Но несмотря на все старания инженер все равно, сука, отталкивающий. Будто подсознательно ощущается, что он ей не подходит совершенно.
Руку его она не скидывает, и не дергается, совсем недовольство свое не показывает. Демонстрирует только настрой позитивный, фальшивый от начала и до конца, но тот сего не чувствует, только поглаживать её по ноге продолжает.
Подъезжают быстро, он в отличии от неё не за МКАДом живет, а в довольно неплохом районе, в обычном многоэтажном доме.

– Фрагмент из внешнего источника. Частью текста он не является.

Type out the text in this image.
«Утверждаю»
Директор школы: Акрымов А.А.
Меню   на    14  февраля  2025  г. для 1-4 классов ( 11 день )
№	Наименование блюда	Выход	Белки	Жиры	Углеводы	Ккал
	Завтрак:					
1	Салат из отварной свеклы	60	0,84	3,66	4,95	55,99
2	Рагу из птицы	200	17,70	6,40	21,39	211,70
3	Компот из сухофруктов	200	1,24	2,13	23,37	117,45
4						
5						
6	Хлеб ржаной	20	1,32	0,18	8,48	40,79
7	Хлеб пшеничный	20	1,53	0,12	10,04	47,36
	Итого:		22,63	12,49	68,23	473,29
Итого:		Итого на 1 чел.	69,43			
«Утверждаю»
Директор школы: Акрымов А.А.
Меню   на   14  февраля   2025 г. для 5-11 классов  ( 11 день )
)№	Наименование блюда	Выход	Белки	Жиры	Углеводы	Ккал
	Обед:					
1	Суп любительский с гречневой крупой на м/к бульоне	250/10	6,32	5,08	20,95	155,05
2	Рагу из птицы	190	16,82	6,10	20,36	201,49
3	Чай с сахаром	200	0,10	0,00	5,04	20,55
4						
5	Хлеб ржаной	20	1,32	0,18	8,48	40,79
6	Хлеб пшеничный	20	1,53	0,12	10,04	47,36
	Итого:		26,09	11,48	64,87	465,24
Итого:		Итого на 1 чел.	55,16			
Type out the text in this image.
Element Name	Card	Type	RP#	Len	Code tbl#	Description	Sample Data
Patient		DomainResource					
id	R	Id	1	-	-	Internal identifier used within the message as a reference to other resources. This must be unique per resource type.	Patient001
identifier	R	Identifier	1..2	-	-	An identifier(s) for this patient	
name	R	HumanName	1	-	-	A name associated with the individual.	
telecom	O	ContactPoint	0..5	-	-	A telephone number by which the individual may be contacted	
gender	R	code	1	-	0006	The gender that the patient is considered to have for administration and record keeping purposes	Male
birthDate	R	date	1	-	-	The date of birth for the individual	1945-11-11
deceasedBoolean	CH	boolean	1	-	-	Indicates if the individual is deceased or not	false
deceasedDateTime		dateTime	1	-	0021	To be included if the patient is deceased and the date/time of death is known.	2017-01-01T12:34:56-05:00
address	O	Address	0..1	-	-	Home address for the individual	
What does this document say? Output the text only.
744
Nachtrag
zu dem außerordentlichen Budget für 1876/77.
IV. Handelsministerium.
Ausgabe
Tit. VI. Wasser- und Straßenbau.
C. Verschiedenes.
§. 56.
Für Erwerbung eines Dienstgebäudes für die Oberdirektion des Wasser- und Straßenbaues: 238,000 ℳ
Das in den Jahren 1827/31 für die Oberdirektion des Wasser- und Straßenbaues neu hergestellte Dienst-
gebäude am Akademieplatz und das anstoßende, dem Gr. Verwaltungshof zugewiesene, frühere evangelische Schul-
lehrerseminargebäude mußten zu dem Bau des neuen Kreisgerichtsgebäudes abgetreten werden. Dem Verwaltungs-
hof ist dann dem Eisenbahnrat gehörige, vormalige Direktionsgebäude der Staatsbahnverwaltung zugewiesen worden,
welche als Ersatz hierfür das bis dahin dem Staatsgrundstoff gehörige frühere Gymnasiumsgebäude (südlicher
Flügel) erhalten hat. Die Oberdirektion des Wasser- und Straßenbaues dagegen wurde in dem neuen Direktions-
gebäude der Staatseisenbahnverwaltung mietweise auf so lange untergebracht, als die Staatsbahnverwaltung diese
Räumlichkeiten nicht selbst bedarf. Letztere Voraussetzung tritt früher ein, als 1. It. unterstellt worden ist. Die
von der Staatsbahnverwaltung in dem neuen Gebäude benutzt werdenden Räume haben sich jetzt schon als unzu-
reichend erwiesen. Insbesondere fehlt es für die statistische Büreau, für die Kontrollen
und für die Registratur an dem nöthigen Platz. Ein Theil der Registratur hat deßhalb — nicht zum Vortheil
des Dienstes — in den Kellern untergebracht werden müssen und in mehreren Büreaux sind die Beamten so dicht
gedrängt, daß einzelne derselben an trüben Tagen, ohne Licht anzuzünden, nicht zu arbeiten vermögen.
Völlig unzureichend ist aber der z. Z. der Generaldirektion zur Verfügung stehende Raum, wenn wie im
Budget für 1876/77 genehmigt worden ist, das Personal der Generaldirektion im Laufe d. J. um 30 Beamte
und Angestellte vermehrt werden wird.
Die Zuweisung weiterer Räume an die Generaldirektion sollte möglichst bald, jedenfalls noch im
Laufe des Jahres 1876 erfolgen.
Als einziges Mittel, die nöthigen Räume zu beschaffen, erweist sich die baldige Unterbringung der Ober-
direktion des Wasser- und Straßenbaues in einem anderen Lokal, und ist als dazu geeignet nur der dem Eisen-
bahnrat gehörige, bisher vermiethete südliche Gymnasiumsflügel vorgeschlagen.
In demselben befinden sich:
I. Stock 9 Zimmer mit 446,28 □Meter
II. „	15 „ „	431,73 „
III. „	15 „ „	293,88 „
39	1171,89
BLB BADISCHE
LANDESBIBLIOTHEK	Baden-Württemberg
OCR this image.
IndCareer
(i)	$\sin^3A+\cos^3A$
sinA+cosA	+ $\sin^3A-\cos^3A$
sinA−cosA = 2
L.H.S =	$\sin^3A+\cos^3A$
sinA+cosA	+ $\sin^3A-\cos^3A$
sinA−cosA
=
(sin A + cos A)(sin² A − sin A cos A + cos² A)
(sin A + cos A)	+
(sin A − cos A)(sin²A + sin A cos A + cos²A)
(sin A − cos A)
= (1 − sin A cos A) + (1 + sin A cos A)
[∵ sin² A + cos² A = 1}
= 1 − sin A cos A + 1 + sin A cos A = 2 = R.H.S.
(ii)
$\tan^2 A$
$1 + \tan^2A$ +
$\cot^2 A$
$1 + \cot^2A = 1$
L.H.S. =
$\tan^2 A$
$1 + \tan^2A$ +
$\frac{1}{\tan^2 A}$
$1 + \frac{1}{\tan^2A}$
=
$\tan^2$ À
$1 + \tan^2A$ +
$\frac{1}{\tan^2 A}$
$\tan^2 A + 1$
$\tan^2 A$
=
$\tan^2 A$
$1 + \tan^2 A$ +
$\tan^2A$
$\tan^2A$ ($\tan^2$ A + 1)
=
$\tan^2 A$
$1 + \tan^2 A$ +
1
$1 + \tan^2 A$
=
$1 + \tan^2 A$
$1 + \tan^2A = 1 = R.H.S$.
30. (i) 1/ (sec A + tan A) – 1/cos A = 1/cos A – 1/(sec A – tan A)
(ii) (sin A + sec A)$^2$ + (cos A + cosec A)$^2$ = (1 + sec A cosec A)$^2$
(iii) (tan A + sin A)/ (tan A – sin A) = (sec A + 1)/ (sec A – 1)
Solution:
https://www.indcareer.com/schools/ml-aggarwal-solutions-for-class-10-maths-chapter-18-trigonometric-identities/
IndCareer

Но и то объективно лучше, нежели барак в котором она уже девять месяцев проживает.
Ходит в шапке норковой, и при этом также в общественную баню ступает два раза в неделю, чтобы помыться нормально. Остальные дни лишь подмывается в тазике быстро.
Не похожа её жизнь на мечту столичную, от слова совсем. Но и она сюда не покорять высоты недосягаемые ехала, она просто убежала, просто испугалась, просто не захотела на себе крест ставить.
В квартиру его проходят, та обычная, ничем не примечательная, однокомнатная. Сказать больше и нечего, в подобных половина союза проживают.
Одежду верхнюю, что напялила не так давно стаскивает и ботинки с прохода убирает. За ним на кухню идет, а тот из холодильника торт достает, после две тарелки выставляет и бутылку вина.
Какая же сопливая романтика, словно из книжечек глупых, такая карикатурная и вылизанная, что аж неестественная. Желания находиться рядом не прибавляется.
— Я готовлю не очень, поэтому тортик нам купил, — улыбается, и не сказать, что внешне он плохой, он просто нормальный.
— Если ты хочешь, то я могу что-то приготовить, — продолжает идиллию наигранную поддерживать.
— Не нужно, лучше расскажи о чем-то, — по бокалам вино разливая просит.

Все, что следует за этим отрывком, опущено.